I can’t remember if it’s in Danse Macabre or On Writing, but in one or the other of them King tells about his inspiration for the book. He and his family were on a trip with no real destination while he was a newly rich and famous writer and stopped at The Stanley, knowing nothing of it and having no reservation. One of the managers had read Carrie (Salem’s Lot was about to be released) and that’s the only reason he was allowed to check in because the hotel was about to close for the season. He talked with the staff about the off-season and learned about the caretaker, including IIRC one who was alcoholic and had committed suicide some years before due to the loneliness and spookiness of the place (nothing supernatural, just a huge abandoned resort snowed in for the winter) and the novel was born. So in other words, he based it on an actual person.
My understanding is that a lot of places in the mountains are more accessible now than they were 30 years ago due to, among other things, more money for roads and the prevalence of 4 wheel drives.
The interior was the Stanley. The exterior was Timberline Lodge on Mt. Hood.Timberline
The reason given in the movie for closing in the winter was that the lodge had a 25 mile road to it and it would be to expensive to keep it plowed.
I also believe the reason the hotel in The Shining needed a caretaker was because it had an old-fashioned heating system that required daily maitenance. I would imagine that’s not the case anymore.
A friend of mine used to be caretaker for three motels on Panama City Beach that closed every year after Labor Day. They were all able to make enough during the summer to close for the winter months when tourism is minimal and rooms that rent for $220 in July are renting for $40 when they can get it. He would receive free rent in the manager’s apartment of one property and make casual daily checks on the other properties (all with the same owner).

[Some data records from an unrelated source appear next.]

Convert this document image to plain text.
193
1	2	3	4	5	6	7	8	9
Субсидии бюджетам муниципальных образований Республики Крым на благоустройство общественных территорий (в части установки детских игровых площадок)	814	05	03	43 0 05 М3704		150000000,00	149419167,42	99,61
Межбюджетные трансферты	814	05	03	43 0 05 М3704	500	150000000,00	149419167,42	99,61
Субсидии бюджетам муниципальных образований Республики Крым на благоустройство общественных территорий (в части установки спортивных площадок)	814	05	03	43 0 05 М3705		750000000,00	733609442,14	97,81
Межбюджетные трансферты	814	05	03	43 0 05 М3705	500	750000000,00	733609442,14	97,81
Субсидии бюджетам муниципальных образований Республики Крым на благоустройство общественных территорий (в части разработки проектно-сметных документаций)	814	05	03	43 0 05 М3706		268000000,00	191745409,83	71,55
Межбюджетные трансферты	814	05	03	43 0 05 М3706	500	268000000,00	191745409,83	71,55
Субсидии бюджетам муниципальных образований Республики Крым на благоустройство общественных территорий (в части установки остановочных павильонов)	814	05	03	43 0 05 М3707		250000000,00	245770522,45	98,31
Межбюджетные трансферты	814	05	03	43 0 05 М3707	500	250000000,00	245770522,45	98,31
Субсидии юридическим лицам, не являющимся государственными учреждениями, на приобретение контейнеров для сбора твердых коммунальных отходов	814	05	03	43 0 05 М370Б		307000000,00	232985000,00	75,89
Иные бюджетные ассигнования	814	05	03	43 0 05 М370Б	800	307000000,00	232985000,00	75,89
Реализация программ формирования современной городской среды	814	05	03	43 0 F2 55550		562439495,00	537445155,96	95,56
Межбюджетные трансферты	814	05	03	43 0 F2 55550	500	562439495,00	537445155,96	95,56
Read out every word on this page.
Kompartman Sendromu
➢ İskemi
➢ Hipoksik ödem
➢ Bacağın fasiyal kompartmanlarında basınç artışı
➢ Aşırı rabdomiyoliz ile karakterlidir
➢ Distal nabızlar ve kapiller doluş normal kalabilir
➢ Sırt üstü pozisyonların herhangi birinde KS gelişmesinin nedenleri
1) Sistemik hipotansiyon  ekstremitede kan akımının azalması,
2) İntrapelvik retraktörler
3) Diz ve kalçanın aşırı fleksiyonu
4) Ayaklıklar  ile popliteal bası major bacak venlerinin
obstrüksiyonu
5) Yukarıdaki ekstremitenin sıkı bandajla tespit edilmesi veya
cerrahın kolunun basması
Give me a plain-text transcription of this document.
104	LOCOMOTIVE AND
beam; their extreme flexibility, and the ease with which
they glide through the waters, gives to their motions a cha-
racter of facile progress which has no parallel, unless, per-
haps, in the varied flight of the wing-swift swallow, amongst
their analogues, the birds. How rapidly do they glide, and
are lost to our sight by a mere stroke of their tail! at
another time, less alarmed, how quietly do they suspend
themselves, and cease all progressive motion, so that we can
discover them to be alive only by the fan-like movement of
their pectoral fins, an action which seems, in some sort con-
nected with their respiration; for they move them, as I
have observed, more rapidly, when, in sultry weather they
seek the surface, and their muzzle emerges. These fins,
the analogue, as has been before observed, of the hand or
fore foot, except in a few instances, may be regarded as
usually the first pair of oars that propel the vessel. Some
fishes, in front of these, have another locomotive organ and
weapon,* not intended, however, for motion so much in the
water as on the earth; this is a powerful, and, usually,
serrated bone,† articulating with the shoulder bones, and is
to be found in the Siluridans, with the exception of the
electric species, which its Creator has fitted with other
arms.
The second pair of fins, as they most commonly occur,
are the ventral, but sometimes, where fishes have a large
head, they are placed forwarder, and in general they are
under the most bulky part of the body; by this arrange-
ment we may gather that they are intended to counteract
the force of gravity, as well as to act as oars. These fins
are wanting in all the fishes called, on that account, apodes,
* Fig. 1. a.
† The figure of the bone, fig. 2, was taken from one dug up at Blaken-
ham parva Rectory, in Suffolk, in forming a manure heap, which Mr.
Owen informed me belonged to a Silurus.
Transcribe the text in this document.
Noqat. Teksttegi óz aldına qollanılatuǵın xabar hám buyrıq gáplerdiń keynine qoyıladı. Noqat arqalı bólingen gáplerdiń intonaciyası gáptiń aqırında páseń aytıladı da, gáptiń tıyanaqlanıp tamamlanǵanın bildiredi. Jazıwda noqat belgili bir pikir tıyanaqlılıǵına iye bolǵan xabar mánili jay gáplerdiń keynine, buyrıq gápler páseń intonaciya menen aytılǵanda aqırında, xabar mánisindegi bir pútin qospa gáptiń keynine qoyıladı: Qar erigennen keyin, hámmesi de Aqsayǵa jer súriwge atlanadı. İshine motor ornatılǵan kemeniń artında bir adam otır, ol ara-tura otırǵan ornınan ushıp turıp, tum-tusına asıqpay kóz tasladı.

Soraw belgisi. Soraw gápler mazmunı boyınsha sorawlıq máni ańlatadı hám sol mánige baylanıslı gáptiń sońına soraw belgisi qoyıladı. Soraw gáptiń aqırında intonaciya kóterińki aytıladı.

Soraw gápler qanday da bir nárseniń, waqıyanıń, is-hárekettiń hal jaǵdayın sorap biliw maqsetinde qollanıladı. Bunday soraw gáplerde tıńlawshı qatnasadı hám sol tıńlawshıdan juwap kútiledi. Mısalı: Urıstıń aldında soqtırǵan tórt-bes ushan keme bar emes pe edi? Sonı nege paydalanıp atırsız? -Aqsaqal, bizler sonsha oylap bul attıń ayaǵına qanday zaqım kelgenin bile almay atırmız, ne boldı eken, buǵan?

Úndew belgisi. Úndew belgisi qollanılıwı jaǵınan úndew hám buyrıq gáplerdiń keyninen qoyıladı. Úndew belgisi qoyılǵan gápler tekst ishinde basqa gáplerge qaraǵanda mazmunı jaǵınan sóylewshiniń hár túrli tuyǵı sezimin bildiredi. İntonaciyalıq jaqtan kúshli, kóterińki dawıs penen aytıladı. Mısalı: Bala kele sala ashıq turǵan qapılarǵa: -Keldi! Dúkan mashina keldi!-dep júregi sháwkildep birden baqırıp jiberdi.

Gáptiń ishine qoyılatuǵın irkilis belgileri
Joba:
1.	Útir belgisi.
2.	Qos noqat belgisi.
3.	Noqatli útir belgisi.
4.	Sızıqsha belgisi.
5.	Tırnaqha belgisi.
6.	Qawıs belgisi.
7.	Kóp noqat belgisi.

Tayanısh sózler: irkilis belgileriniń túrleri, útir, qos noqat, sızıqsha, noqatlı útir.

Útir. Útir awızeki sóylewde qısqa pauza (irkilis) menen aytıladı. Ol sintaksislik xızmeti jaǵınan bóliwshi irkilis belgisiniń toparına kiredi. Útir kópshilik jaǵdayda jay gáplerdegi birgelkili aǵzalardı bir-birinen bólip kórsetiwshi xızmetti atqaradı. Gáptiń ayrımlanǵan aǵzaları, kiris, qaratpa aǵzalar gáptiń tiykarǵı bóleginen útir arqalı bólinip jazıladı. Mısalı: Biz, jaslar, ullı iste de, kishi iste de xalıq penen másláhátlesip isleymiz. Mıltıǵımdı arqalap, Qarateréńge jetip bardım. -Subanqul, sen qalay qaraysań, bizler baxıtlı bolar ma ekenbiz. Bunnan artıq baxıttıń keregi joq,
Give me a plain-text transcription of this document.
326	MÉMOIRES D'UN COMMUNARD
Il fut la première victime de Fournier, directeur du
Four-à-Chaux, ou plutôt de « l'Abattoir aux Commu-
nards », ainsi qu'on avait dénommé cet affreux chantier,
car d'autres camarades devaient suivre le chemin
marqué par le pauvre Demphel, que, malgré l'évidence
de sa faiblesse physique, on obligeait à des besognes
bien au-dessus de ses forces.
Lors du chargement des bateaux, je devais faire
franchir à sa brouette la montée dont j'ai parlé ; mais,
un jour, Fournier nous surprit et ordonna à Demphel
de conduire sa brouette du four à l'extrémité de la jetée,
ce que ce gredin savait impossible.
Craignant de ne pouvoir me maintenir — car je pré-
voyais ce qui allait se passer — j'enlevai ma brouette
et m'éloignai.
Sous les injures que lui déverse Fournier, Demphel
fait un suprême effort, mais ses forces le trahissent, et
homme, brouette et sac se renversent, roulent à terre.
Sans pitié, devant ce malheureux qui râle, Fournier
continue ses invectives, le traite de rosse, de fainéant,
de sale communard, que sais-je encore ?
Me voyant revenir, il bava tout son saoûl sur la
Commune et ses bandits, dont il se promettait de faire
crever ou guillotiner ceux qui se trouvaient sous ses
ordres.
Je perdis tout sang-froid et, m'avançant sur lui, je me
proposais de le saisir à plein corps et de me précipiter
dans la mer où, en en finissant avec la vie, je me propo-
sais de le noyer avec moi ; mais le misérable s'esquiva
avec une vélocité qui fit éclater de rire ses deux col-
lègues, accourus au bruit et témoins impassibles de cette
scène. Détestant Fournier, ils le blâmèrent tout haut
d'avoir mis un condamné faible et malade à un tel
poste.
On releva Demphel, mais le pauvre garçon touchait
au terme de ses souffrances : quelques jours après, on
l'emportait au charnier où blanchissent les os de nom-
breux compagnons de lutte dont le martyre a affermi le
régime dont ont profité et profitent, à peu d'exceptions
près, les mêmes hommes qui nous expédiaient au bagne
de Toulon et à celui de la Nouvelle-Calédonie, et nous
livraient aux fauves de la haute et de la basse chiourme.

Jobs like that don’t exist much anymore because the resort properties have enough business to stay open (various marketing in Canada, U.S. Midwest, Europe, etc.) while the independents and mom&pops mostly sold their cinder block buildings to developers when their beachfront property quintupled in value over the last 20 years.
This is addressed in the movie:
Ullman: Let’s see, where were we? Yes. I was about to explain that eh… our season here runs from, oh, May 15th to October 30th and then we close down completely until the following May.
Jack: Do you mind if I ask why you do that? It seems to me that the skiing up here would be fantastic.
Ullman: Oh, it sure would be but the problem is the enormous cost it would be to keep the road to the Sidewinder open. It’s a… It’s a 25 mile stretch of road - gets an average of 20 feet of snow during the winter, and there’s just no way to make it economically feasible to keep it clear. When the place was built in 1907, there was very little interest in winter sports, and this site was chosen for its seclusion and scenic beauty.
Jack: Well, it’s certainly got plenty of that.
Or what Soylent Gene said. My new year’s resolution was to read the entirety of threads before posting. I lasted almost four weeks!